(Canadian, 1923 – 2002)
Abstract artist Jean-Paul Riopelle became the first Canadian painter to achieve international recognition for his expressionist style that is often compared to that of Jackson Pollock. Born in Montreal, Riopelle attended the École des Beaux-Arts before going to the École du Meuble between 1943-45. There he became associated with the Quebec avant-garde group Les Automatistes which included the founder Paul-Emile Borduas, André Breton and Marcel Duchamp who practiced theories concerning automatism and surrealism.

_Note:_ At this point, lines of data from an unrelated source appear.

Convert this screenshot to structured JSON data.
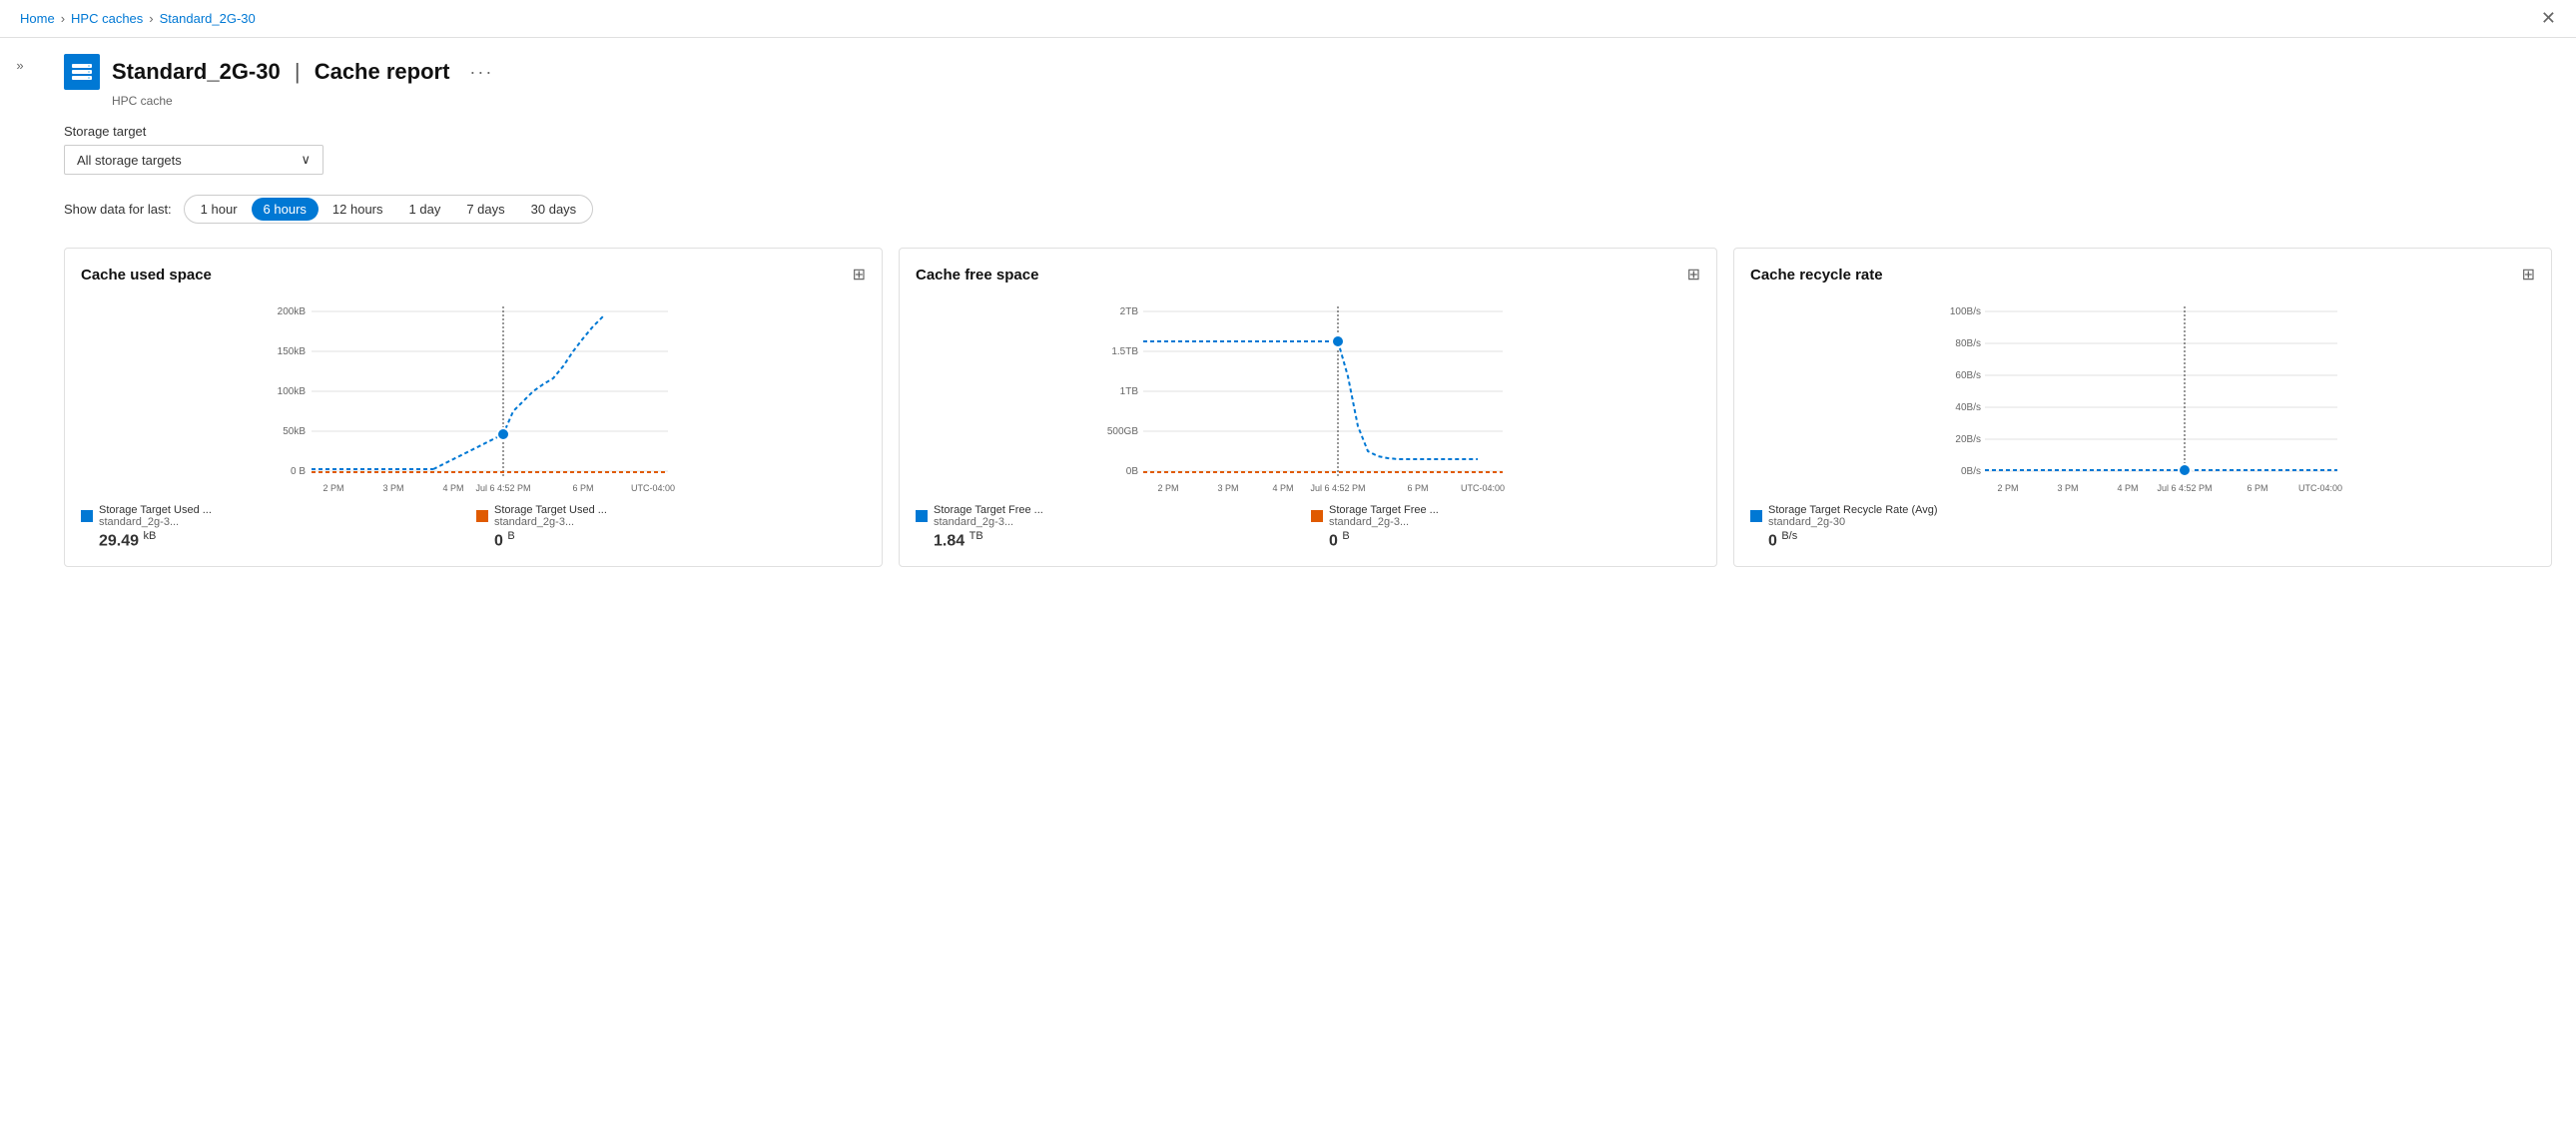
{
  "breadcrumb": {
    "home": "Home",
    "parent": "HPC caches",
    "current": "Standard_2G-30"
  },
  "page": {
    "title": "Standard_2G-30",
    "separator": "|",
    "subtitle_part": "Cache report",
    "resource_type": "HPC cache"
  },
  "sidebar_toggle": "»",
  "filter": {
    "label": "Storage target",
    "selected": "All storage targets"
  },
  "time_filter": {
    "label": "Show data for last:",
    "options": [
      "1 hour",
      "6 hours",
      "12 hours",
      "1 day",
      "7 days",
      "30 days"
    ],
    "active": "6 hours"
  },
  "charts": [
    {
      "id": "cache-used-space",
      "title": "Cache used space",
      "x_labels": [
        "2 PM",
        "3 PM",
        "4 PM",
        "Jul 6 4:52 PM",
        "6 PM",
        "UTC-04:00"
      ],
      "y_labels": [
        "200kB",
        "150kB",
        "100kB",
        "50kB",
        "0 B"
      ],
      "legends": [
        {
          "label": "Storage Target Used ...",
          "sublabel": "standard_2g-3...",
          "color": "#0078d4",
          "value": "29.49",
          "unit": "kB"
        },
        {
          "label": "Storage Target Used ...",
          "sublabel": "standard_2g-3...",
          "color": "#e05a00",
          "value": "0",
          "unit": "B"
        }
      ]
    },
    {
      "id": "cache-free-space",
      "title": "Cache free space",
      "x_labels": [
        "2 PM",
        "3 PM",
        "4 PM",
        "Jul 6 4:52 PM",
        "6 PM",
        "UTC-04:00"
      ],
      "y_labels": [
        "2TB",
        "1.5TB",
        "1TB",
        "500GB",
        "0B"
      ],
      "legends": [
        {
          "label": "Storage Target Free ...",
          "sublabel": "standard_2g-3...",
          "color": "#0078d4",
          "value": "1.84",
          "unit": "TB"
        },
        {
          "label": "Storage Target Free ...",
          "sublabel": "standard_2g-3...",
          "color": "#e05a00",
          "value": "0",
          "unit": "B"
        }
      ]
    },
    {
      "id": "cache-recycle-rate",
      "title": "Cache recycle rate",
      "x_labels": [
        "2 PM",
        "3 PM",
        "4 PM",
        "Jul 6 4:52 PM",
        "6 PM",
        "UTC-04:00"
      ],
      "y_labels": [
        "100B/s",
        "80B/s",
        "60B/s",
        "40B/s",
        "20B/s",
        "0B/s"
      ],
      "legends": [
        {
          "label": "Storage Target Recycle Rate (Avg)",
          "sublabel": "standard_2g-30",
          "color": "#0078d4",
          "value": "0",
          "unit": "B/s"
        }
      ]
    }
  ],
  "icons": {
    "pin": "📌",
    "close": "✕",
    "more": "···",
    "chevron_down": "⌄",
    "double_chevron_right": "»",
    "double_chevron_left": "«"
  }
}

Riopelle moved to Paris in 1947, where he continued experimenting within the Surrealist circle and was the only Canadian artist included in the well-known Exposition Internationale du Surréalisme at Galerie Maeght in Zurich. During his years in Paris, he developed many close friendships with artists like the American expatriate painters Sam Francis and Joan Mitchell who formed part of the School of Paris. The same year he met Georges Mathieu, a French abstract painter, who included him in the exhibition L'imaginaire at Galerie du Luxembourg.
Riopelle gradually moved away from his lyrical, abstract style of painting and began using pigment straight from the tube over multiple, large canvases in thick impasto strokes. His first solo show demonstrating his new work was at Galerie Nina Dausset in 1949. Later, his work was exhibited in America; his first solo show was held at the Pierre Matisse Gallery in New York, in 1954. In the 1960s, his canvases became even wider and began to express an 'abstract landscapism.' Riopelle began to work in multi-media such as lithograph, pastel, sculpture, as well as painted collage assemblages from 1967 for which he became known.
In 1889, Riopelle returned to Quebec where he would spend the rest of his life. When the artist passed away in 2002, a state funeral was organised in his honour, demonstrating his popularity at that time.